Facing your fears can really be frightening
- Mike Dewey: Life Lines
- October 15, 2022
- 659
One of the great pleasures I’ve had over the years I’ve been writing has been the occasional invitation to speak in front of people, sometimes students, sometimes civic or church groups.
It was difficult for me, at first, to fully comprehend the notion that such a thing was possible; I mean, c’mon … me? What in the world could I talk about that would interest total strangers?
And then it occurred to me that’s what I do, anyway, if you take away the “personal appearance” part of the equation.
So I never prepared much, except to plan what I would wear, and that mostly boiled down to the question of wearing a tie. As a rule I never wore one to work, except for one day a year: Dec. 8.
“Ah,” a colleague might observe on seeing me walk into the office and over to my desk. “It must be John Lennon Day again.”
But that was a simple gesture of remembrance and respect.
Getting ready for a public speaking gig involved far less symbolism. I just want to look good, and if that meant throwing on a tie, I went with it. No one would care if I did or didn’t.
As I’ve said, I hardly ever gave much thought to what passed for a professional presentation, sometimes opening the session with questions from the crowd, working in pertinent biographical information as I plodded through. I had to assume most of them knew the basics, anyway, and I was genuinely interested in them and what they had to say.
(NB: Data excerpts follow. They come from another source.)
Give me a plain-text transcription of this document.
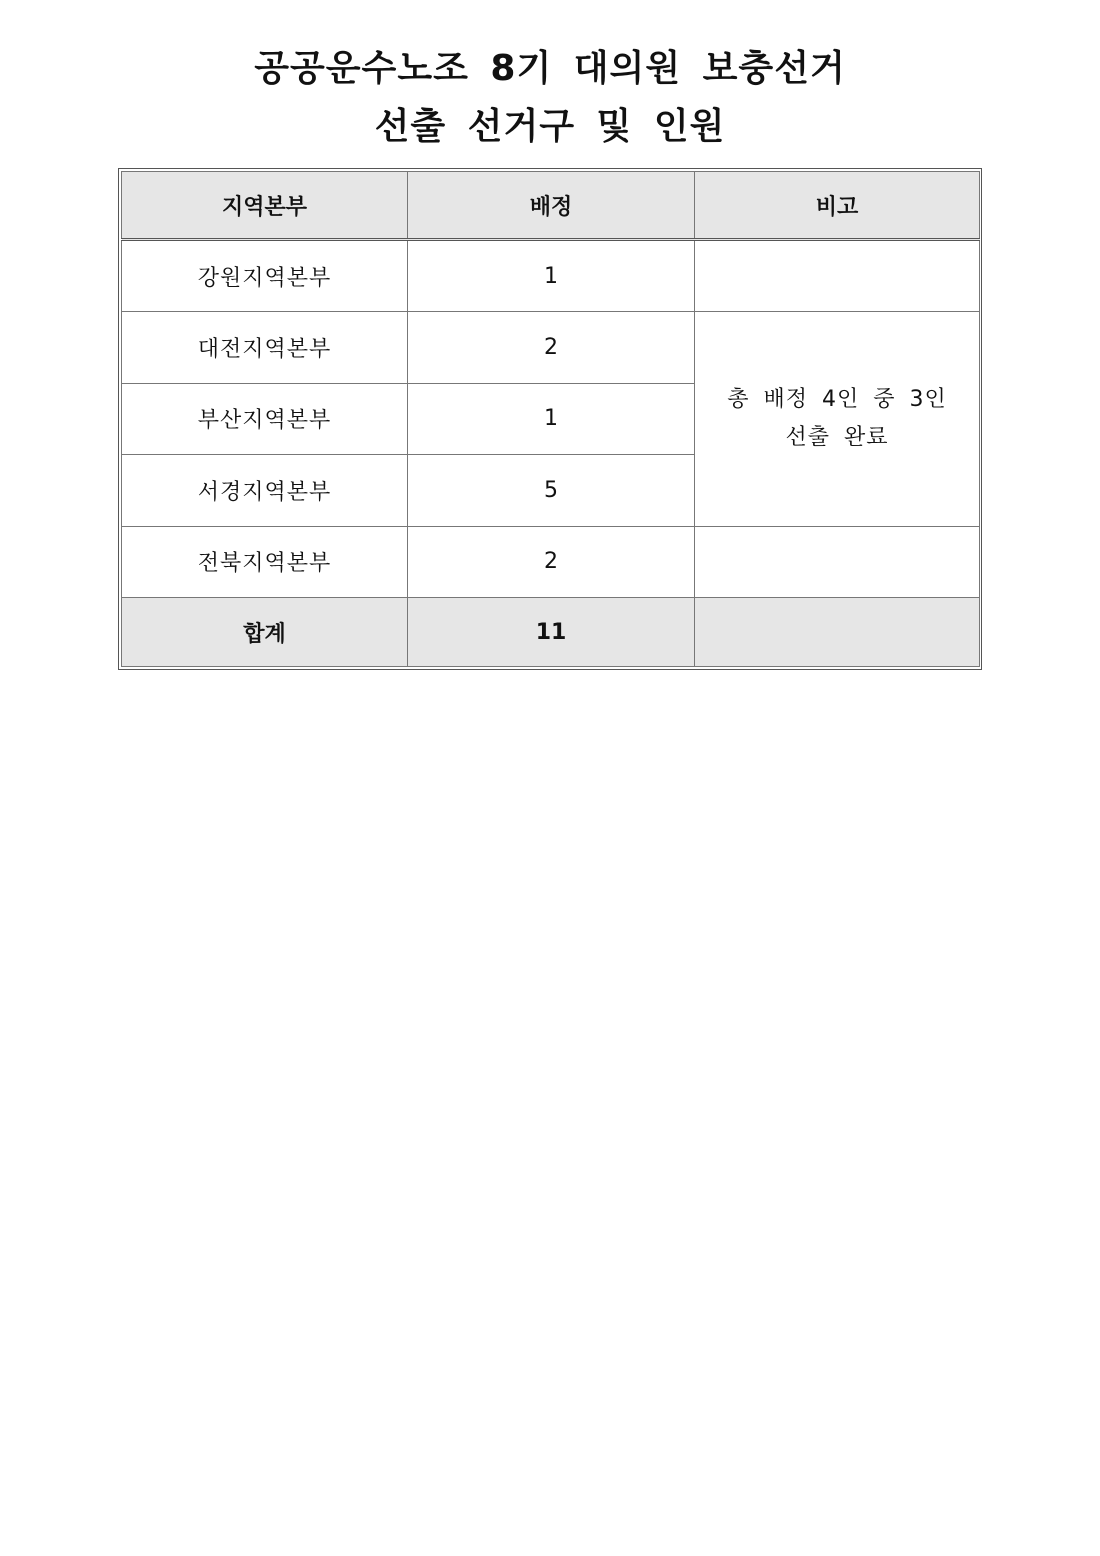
공공운수노조 8기 대의원 보충선거
선출 선거구 및 인원
지역본부	배정	비고
강원지역본부	1	
대전지역본부	2	총 배정 4인 중 3인
선출 완료

부산지역본부	1	
서경지역본부	5	
전북지역본부	2	
합계	11	
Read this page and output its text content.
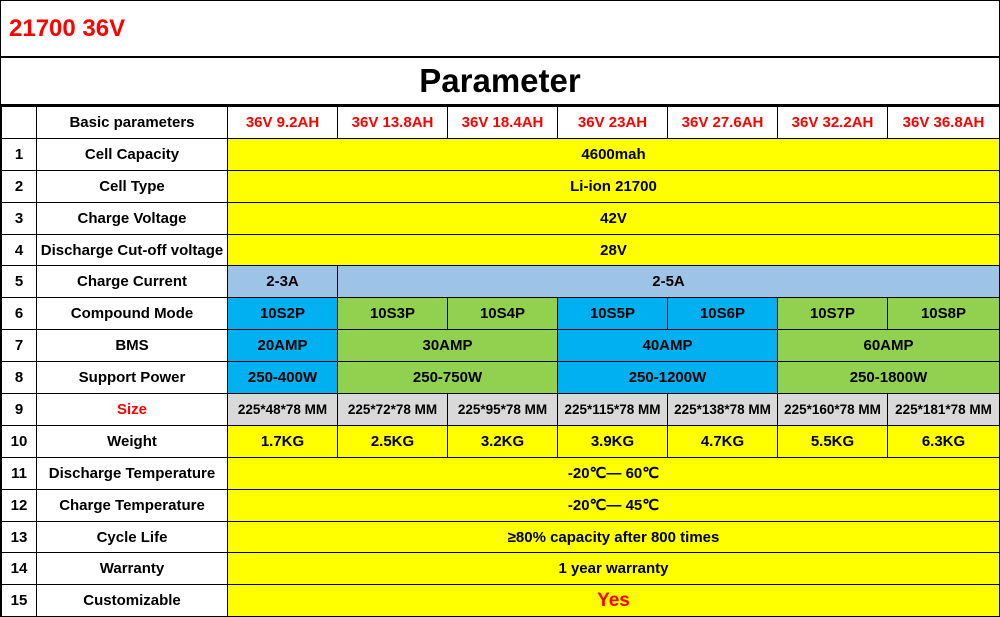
21700 36V
Parameter
	Basic parameters	36V 9.2AH	36V 13.8AH	36V 18.4AH	36V 23AH	36V 27.6AH	36V 32.2AH	36V 36.8AH
1	Cell Capacity	4600mah						
2	Cell Type	Li-ion 21700						
3	Charge Voltage	42V						
4	Discharge Cut-off voltage	28V						
5	Charge Current	2-3A	2-5A					
6	Compound Mode	10S2P	10S3P	10S4P	10S5P	10S6P	10S7P	10S8P
7	BMS	20AMP	30AMP		40AMP		60AMP	
8	Support Power	250-400W	250-750W		250-1200W		250-1800W	
9	Size	225*48*78 MM	225*72*78 MM	225*95*78 MM	225*115*78 MM	225*138*78 MM	225*160*78 MM	225*181*78 MM
10	Weight	1.7KG	2.5KG	3.2KG	3.9KG	4.7KG	5.5KG	6.3KG
11	Discharge Temperature	-20℃— 60℃						
12	Charge Temperature	-20℃— 45℃						
13	Cycle Life	≥80% capacity after 800 times						
14	Warranty	1 year warranty						
15	Customizable	Yes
Again, that’s how I got “famous.”
Returning letters and phone calls, emails and cards seemed the least I could do after someone had taken the time to contact me.
It wasn’t as if I needed a staff to handle an incoming torrent.
Things took another turn after my work began appearing down here in coastal Carolina. That involved public-access television.
I got a voice mail from a man who hosted an hour-long program, asking if I’d be willing to be his guest in the studio later that week. I agreed and thus began a relationship that lasted until fall 2008, when my working days at the paper came to an end. As a matter of fact, my last appearance was just a couple of days after my exit.
He and I talked easily — by then, I was used to the format and the time constrictions — and by the end of our conversation, I felt pretty positive about what had been, up to that point, a fairly murky future, one that had given me many sleepless nights.
But his confidence in me and my writing make me feel a lot better.
Somewhere in the mountains of detritus that consume my Stereo Room, there exists a VCR tape of that appearance. I should find it and rewatch it because things are once again in an uncertain stage.
Faithful readers have already picked up on the underlying fork-in-the-road tone of my recent work, and some have gotten in touch, wondering if it’s anything beyond my usual I-as-another tendency.
I say I’m great. I say I’m fine. I say I’m ready for whatever awaits.
But I can feel the underpinnings shuddering just a little bit, the way ripples in a glass of ice water on a bedside table suggest a tsunami.
To lift an apt line from Creedence’s “Bad Moon Rising” — “Looks like we’re in for nasty weather, one eye is taken for an eye.”
It’s all been a little too Halloween-ish lately, the kind of vibe that makes you hear things in the night, creaks in the moaning wind.
When I was a kid, I loved movies that scared the hell out of me; in fact, my best friend and I used to sit up late on Friday nights, watching something called “Chiller Theater,” a double-feature monster fest that never failed to get the blood curdling. We used our allowances to save up for models of Frankenstein, Dracula, the Mummy and the Wolfman while also pooling our remaining resources for the latest edition of “Famous Monsters of Filmland.”
Our parents weren’t exactly pleased with us, I suppose, but I don’t remember any of them volunteering to pull up a chair and join us.
They already had enough to worry about, what with Sputnik, the Cuban Missile Crisis, the threat of inflation and escalating American involvement in a faraway place called Vietnam.
They just probably figured it was OK for us to imagine our fears.
Speaking of being afraid, studies have shown that among the things that frighten people the most — right up there with global thermonuclear war and the return of disco — is speaking in public.
There is something inherently frightening, it seems, embedded in the nakedness of standing in front of a crowd waiting to hear from you, that the experts urge for you to think of them without clothes.
As someone who has spoken in front of groups ranging from high school seniors to senior citizens, let me tell you this is bad advice.
What you want to do, instead, is find your voice, follow your instincts and, whenever possible, ask, “Any more questions?”